Dunya Production’s latest project, “The Return,” comes in the form of a one-act, 75-minute play about two people who meet in an auto-body shop in the mid-sized Israeli city of Herzilya, a high-tech suburb of Tel Aviv. In fact, the play’s cast only consists of these two characters: an Israeli Jewish woman (Anna Daines) and a Palestinian man (Tristan Johnson). By Seattle-based playwrights Edward Mast and Hanna Eady, who is Palestinian, “The Return” starts with a question: the woman asks the man, a mechanic, if he is open on the Sabbath. The woman on stage grows more relentless with each question, each one more bizarre. She asks him, getting in both his face and the audience’s, if they let him work on “army jeeps.”
This tension is aided by the intimate set. The stage is a small space at the center of the theater with canvas cascading above. The lights cast off colors of purple, gray and white as our two characters face across from each other.
Throughout this first scene, the woman is accusatory and invasive, while the repairman is firm yet always very polite. While he is good at keeping a poker face, he gives away what he is holding back. He begins to recognize her even as he tries to keep her from realizing who he is. Sounds of noise, clashing music and cars transition to make their history clearer. Not only do they know each other — they share a tragic and romantic past. The man claims he’s rehabilitated after he went to prison for committing a crime against the woman. He is apologetic for his crime and just wants to live a normal life with no trouble. She suspects that he was mistreated in jail and decries his sentence. The man argues that it is for the best and fit for the crime. And in a moment of frustration, she cries that if his crime is really a crime, half the men in Brooklyn would be in jail.
What is the crime? Pretending to be something you’re not to have sex with someone, but the particularity of the crime in “The Return” makes it explicit that he was punished as a Palestinian man lying to an Israeli woman about being Israeli. The tone of his punishment reflects something particular about the Palestinian experience. He can’t express anything about Palestine; he has had his tattoo removed and he is under constant surveillance.
It’s clear he wants peace and quiet, but the woman who has accused him feels deep guilt and seeks him out in her search for atonement. The trial opened the woman’s eyes to the inequality of treatment of Palestinians in Israel, but she still does not recognize the immediate fear the Palestinian man faces every day. She blindly ignores his warning, leading to dangerous ends. “The Return” is unflinching and candid. It’s, yes, a break-up story, but it’s also a larger, more heart-breaking story. It spans beyond the two characters and their conflict to represent something larger. The story has layers of betrayal — betrayal by someone, betrayal by the institution, betrayal by your own self.
The play doesn’t shy away from commenting on oppression and privilege; the woman has good intentions, but even those are from a place of privilege. She insists she can fix the trial sentencing, but he asks her repeatedly to just leave everything alone, including him. Even her outrage displays privilege. This is his life — something he has struggled for longer than the woman has. He has been beaten down for years, while this awakening for her began about seven years ago. Her outrage is fresh and new, not the exhausting burden the man carries.
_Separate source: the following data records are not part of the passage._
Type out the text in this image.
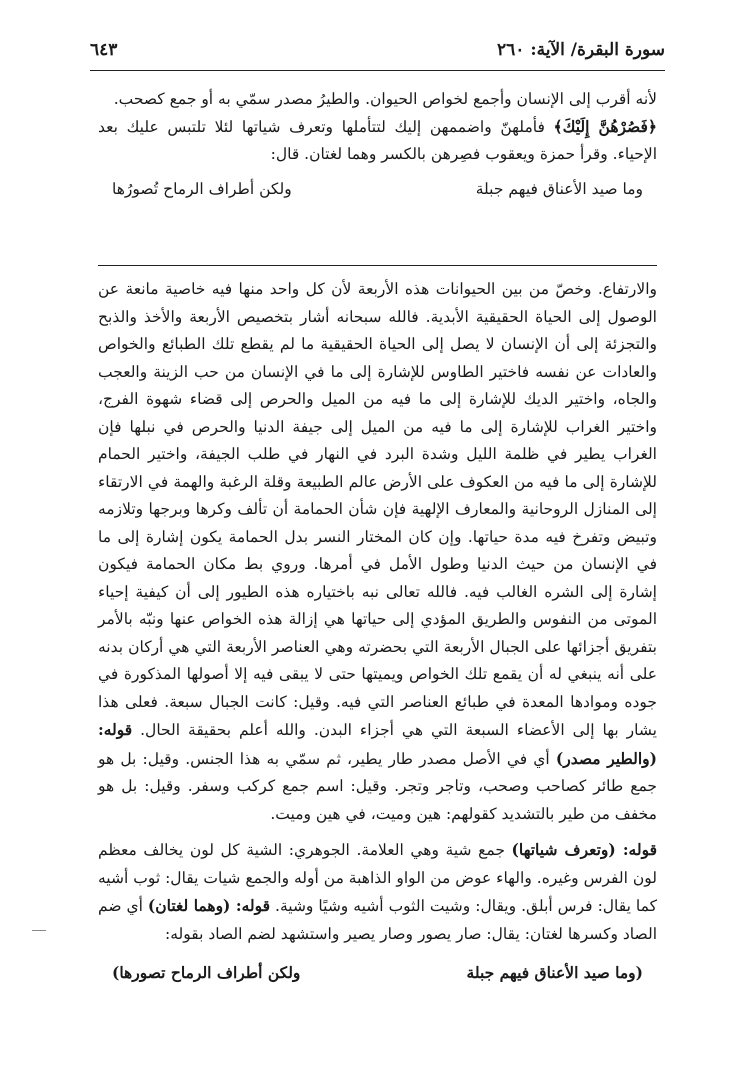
سورة البقرة/ الآية: ٢٦٠
٦٤٣

لأنه أقرب إلى الإنسان وأجمع لخواص الحيوان. والطيرُ مصدر سمّي به أو جمع كصحب.

﴿فَصُرْهُنَّ إِلَيْكَ﴾ فأملهنّ واضممهن إليك لتتأملها وتعرف شياتها لئلا تلتبس عليك بعد الإحياء. وقرأ حمزة ويعقوب فصِرهن بالكسر وهما لغتان. قال:

وما صيد الأعناق فيهم جبلة
ولكن أطراف الرماح تُصورُها

والارتفاع. وخصّ من بين الحيوانات هذه الأربعة لأن كل واحد منها فيه خاصية مانعة عن الوصول إلى الحياة الحقيقية الأبدية. فالله سبحانه أشار بتخصيص الأربعة والأخذ والذبح والتجزئة إلى أن الإنسان لا يصل إلى الحياة الحقيقية ما لم يقطع تلك الطبائع والخواص والعادات عن نفسه فاختير الطاوس للإشارة إلى ما في الإنسان من حب الزينة والعجب والجاه، واختير الديك للإشارة إلى ما فيه من الميل والحرص إلى قضاء شهوة الفرج، واختير الغراب للإشارة إلى ما فيه من الميل إلى جيفة الدنيا والحرص في نبلها فإن الغراب يطير في ظلمة الليل وشدة البرد في النهار في طلب الجيفة، واختير الحمام للإشارة إلى ما فيه من العكوف على الأرض عالم الطبيعة وقلة الرغبة والهمة في الارتقاء إلى المنازل الروحانية والمعارف الإلهية فإن شأن الحمامة أن تألف وكرها وبرجها وتلازمه وتبيض وتفرخ فيه مدة حياتها. وإن كان المختار النسر بدل الحمامة يكون إشارة إلى ما في الإنسان من حيث الدنيا وطول الأمل في أمرها. وروي بط مكان الحمامة فيكون إشارة إلى الشره الغالب فيه. فالله تعالى نبه باختياره هذه الطيور إلى أن كيفية إحياء الموتى من النفوس والطريق المؤدي إلى حياتها هي إزالة هذه الخواص عنها ونبّه بالأمر بتفريق أجزائها على الجبال الأربعة التي بحضرته وهي العناصر الأربعة التي هي أركان بدنه على أنه ينبغي له أن يقمع تلك الخواص ويميتها حتى لا يبقى فيه إلا أصولها المذكورة في جوده وموادها المعدة في طبائع العناصر التي فيه. وقيل: كانت الجبال سبعة. فعلى هذا يشار بها إلى الأعضاء السبعة التي هي أجزاء البدن. والله أعلم بحقيقة الحال. قوله: (والطير مصدر) أي في الأصل مصدر طار يطير، ثم سمّي به هذا الجنس. وقيل: بل هو جمع طائر كصاحب وصحب، وتاجر وتجر. وقيل: اسم جمع كركب وسفر. وقيل: بل هو مخفف من طير بالتشديد كقولهم: هين وميت، في هين وميت.

قوله: (وتعرف شياتها) جمع شية وهي العلامة. الجوهري: الشية كل لون يخالف معظم لون الفرس وغيره. والهاء عوض من الواو الذاهبة من أوله والجمع شيات يقال: ثوب أشيه كما يقال: فرس أبلق. ويقال: وشيت الثوب أشيه وشيًا وشية. قوله: (وهما لغتان) أي ضم الصاد وكسرها لغتان: يقال: صار يصور وصار يصير واستشهد لضم الصاد بقوله:

(وما صيد الأعناق فيهم جبلة
ولكن أطراف الرماح تصورها)
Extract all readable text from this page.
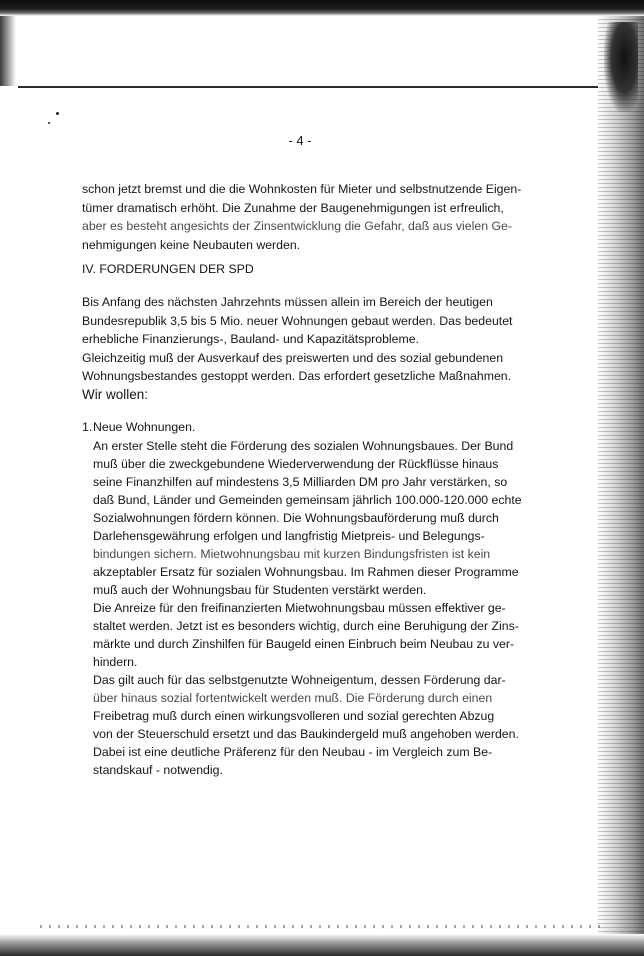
- 4 -

schon jetzt bremst und die die Wohnkosten für Mieter und selbstnutzende Eigen-
tümer dramatisch erhöht. Die Zunahme der Baugenehmigungen ist erfreulich,
aber es besteht angesichts der Zinsentwicklung die Gefahr, daß aus vielen Ge-
nehmigungen keine Neubauten werden.

IV. FORDERUNGEN DER SPD

Bis Anfang des nächsten Jahrzehnts müssen allein im Bereich der heutigen
Bundesrepublik 3,5 bis 5 Mio. neuer Wohnungen gebaut werden. Das bedeutet
erhebliche Finanzierungs-, Bauland- und Kapazitätsprobleme.
Gleichzeitig muß der Ausverkauf des preiswerten und des sozial gebundenen
Wohnungsbestandes gestoppt werden. Das erfordert gesetzliche Maßnahmen.

Wir wollen:
1. Neue Wohnungen.

An erster Stelle steht die Förderung des sozialen Wohnungsbaues. Der Bund
muß über die zweckgebundene Wiederverwendung der Rückflüsse hinaus
seine Finanzhilfen auf mindestens 3,5 Milliarden DM pro Jahr verstärken, so
daß Bund, Länder und Gemeinden gemeinsam jährlich 100.000-120.000 echte
Sozialwohnungen fördern können. Die Wohnungsbauförderung muß durch
Darlehensgewährung erfolgen und langfristig Mietpreis- und Belegungs-
bindungen sichern. Mietwohnungsbau mit kurzen Bindungsfristen ist kein
akzeptabler Ersatz für sozialen Wohnungsbau. Im Rahmen dieser Programme
muß auch der Wohnungsbau für Studenten verstärkt werden.
Die Anreize für den freifinanzierten Mietwohnungsbau müssen effektiver ge-
staltet werden. Jetzt ist es besonders wichtig, durch eine Beruhigung der Zins-
märkte und durch Zinshilfen für Baugeld einen Einbruch beim Neubau zu ver-
hindern.
Das gilt auch für das selbstgenutzte Wohneigentum, dessen Förderung dar-
über hinaus sozial fortentwickelt werden muß. Die Förderung durch einen
Freibetrag muß durch einen wirkungsvolleren und sozial gerechten Abzug
von der Steuerschuld ersetzt und das Baukindergeld muß angehoben werden.
Dabei ist eine deutliche Präferenz für den Neubau - im Vergleich zum Be-
standskauf - notwendig.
Up close and direct, “The Return” asks the audience: When we seek redemption, who is it for? When we help, are we also listening? It demands the audience's vulnerability.
This quality persists through the production, as Daines and Johnson are intensely vulnerable in their performances. Their energy comes together when they sit on a bench in the middle of the stage, a design created by both director Josh Vreeke and co-writer Hanna Eady. The lights by Adem Hay and sound design by Raymann Hill also play together to bring to reality the increasing pressure of the story, playing along its crescendo and finale.
“The Return” touches deeply on colonial guilt and its witnesses. For me, what makes this message so prescient is not only its commentary on the everyday violence of settler colonialism that Palestenians endure in Israel, but also what was happening in the world as I sat for this production on Nov. 12. That night was the 37th in a row that Israel had indiscriminately bombarded Gaza with bombs, rockets and missiles. No place is safe — not the hospitals, not the shelters, not the schools. Every place has been bombed and, by that day, the toll exceeded 10,000 dead Palestinian citizens. As I finish this review and check the news, the toll is closer to 12,000 people dead.
Videos of Palestinian children holding press conferences fill my news feed, as do reports of new terms such as WCNSF, meaning “Wounded Child, No Surviving Family.” We are witness to the Gaza genocide, and we now stand in front of it, just like the woman in the play realizing the horrors of Israeli surveillance, wondering where do we go from here?
The play’s run at Cherry Village Street marks its Seattle premiere, and while it was set to close this past weekend, new show dates have been added to meet demand, with Dec. 1’s ticket proceeds going to Palestinian Children's Relief Fund. So from now until Dec. 3, don’t miss this production of “The Return:” It will be uncomfortable, it will grasp your gaze and it will remain with you hours after the lights dim.